Toxic pesticide found in wastewater of three cruise ships

Posted: Friday, October 06, 2000

ANCHORAGE (AP) -- A pesticide banned in the United States in the 1980s has turned up in the wastewater of three cruise ships operating in Alaska.

The pesticide is heptachlor, used to kill termites and other insects.

The Alaska Department of Environmental Conservation says tests revealed it was 100 times higher than the allowable limit on two ships and about 15 times higher on the third ship.

Regulators are withholding the names of the four ships.

''We have no idea where the heck the heptachlor is coming from,'' David Rogers, a DEC water quality manager, told the Anchorage Daily News.

In the wastewater of four cruise ships, levels of copper and zinc also violated state law governing the protection of marine life, according to the results, released Thursday.

In addition, excessive amounts of lead and silver were found in three ships' waste.

The U.S. Environmental Protection Agency appointed a team of experts in Seattle to analyze the results. The agency won't comment until the review is complete.

Alaska environmental officials consider the results preliminary but cause for concern and more review, Rogers said.

Gov. Tony Knowles on Thursday called on Congress to start regulating cruise ship discharges.

DEC officials speculate the heptachlor may have been used on wooden crates that store fruits and vegetables grown overseas. If the produce touched the pesticide-treated wood, or if it was sprayed with heptachlor and then washed, the galley water may have become contaminated.

Some countries still use heptachlor to eradicate bugs from cotton fields. The sheets and towels used on the ships may be leaching the toxic substance, said John Hansen, executive director of the North West CruiseShip Association.

''We don't like to see any kind of chemical like that'' in the wastewater, Hansen said.

The cruise lines involved are already trying to trace the source of the contamination.

The metals could be coming from the fresh water the vessels take on in Vancouver before they set sail, or in Alaska ports along the way, Hansen and DEC officials said.

While the levels exceeded Alaska standards for marine waters, they were within acceptable limits for public drinking water. That's because humans can tolerate higher amounts of heavy metals than fish can, said Deena Henkins, DEC chief of water quality.

Though the average cruise ship releases about 200,000 gallons of wastewater into Alaska waters daily during the tourist season, no law requires the cruise lines to test or monitor wastewater.
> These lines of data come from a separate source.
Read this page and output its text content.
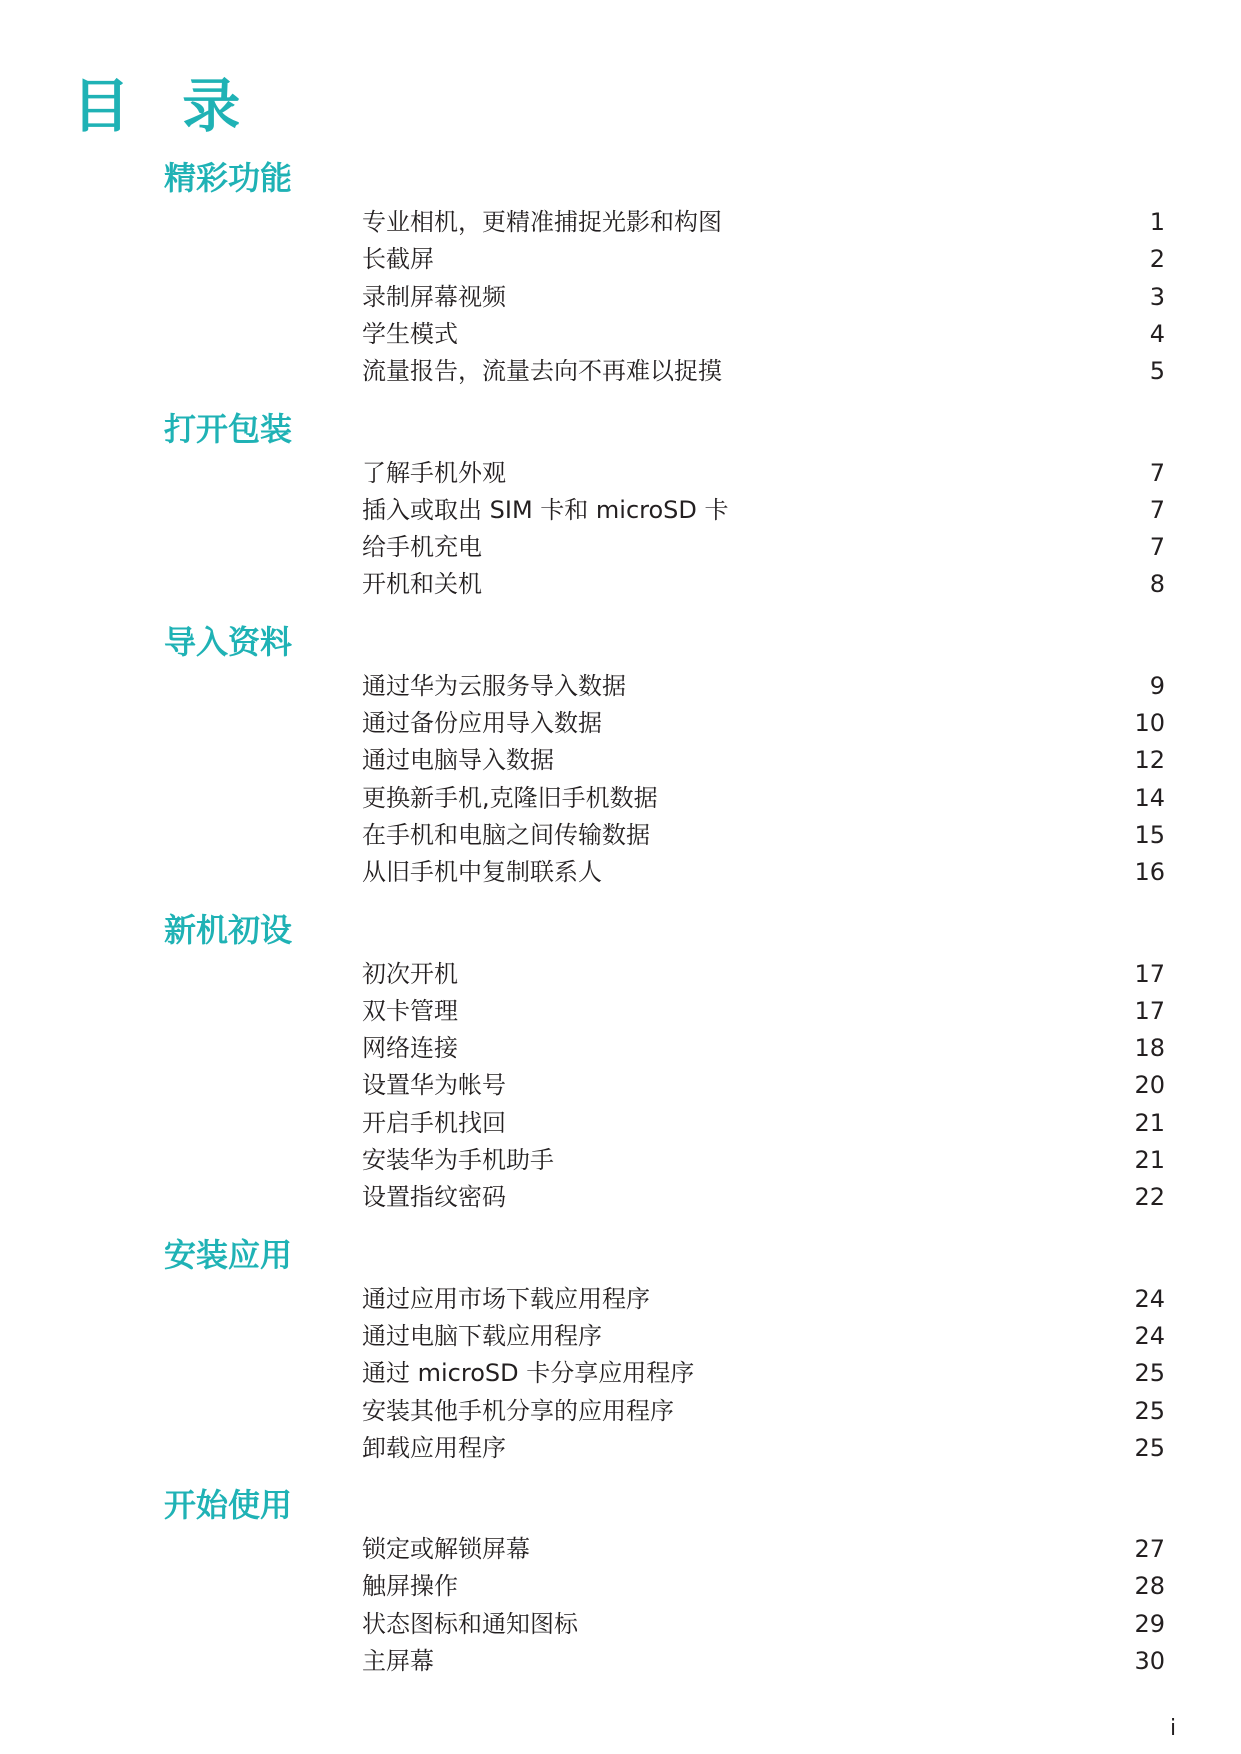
目 录
精彩功能
专业相机，更精准捕捉光影和构图	1
长截屏	2
录制屏幕视频	3
学生模式	4
流量报告，流量去向不再难以捉摸	5
打开包装
了解手机外观	7
插入或取出 SIM 卡和 microSD 卡	7
给手机充电	7
开机和关机	8
导入资料
通过华为云服务导入数据	9
通过备份应用导入数据	10
通过电脑导入数据	12
更换新手机,克隆旧手机数据	14
在手机和电脑之间传输数据	15
从旧手机中复制联系人	16
新机初设
初次开机	17
双卡管理	17
网络连接	18
设置华为帐号	20
开启手机找回	21
安装华为手机助手	21
设置指纹密码	22
安装应用
通过应用市场下载应用程序	24
通过电脑下载应用程序	24
通过 microSD 卡分享应用程序	25
安装其他手机分享的应用程序	25
卸载应用程序	25
开始使用
锁定或解锁屏幕	27
触屏操作	28
状态图标和通知图标	29
主屏幕	30
i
The industry this summer agreed to subject its entire fleet of some 21 cruise ships to a voluntary inspection. A Juneau lab took samples from each ship and screened for pollutants.

None of the tests so far have detected PCBs or other priority pollutants, though excess levels of a plastics compound were also detected Thursday on three ships.

''The industry has repeatedly told us that their gray water is nothing more than soap suds. These results show it's an industrial effluent that needs to be regulated,'' said Gershon Cohen, a Haines clean-water advocate.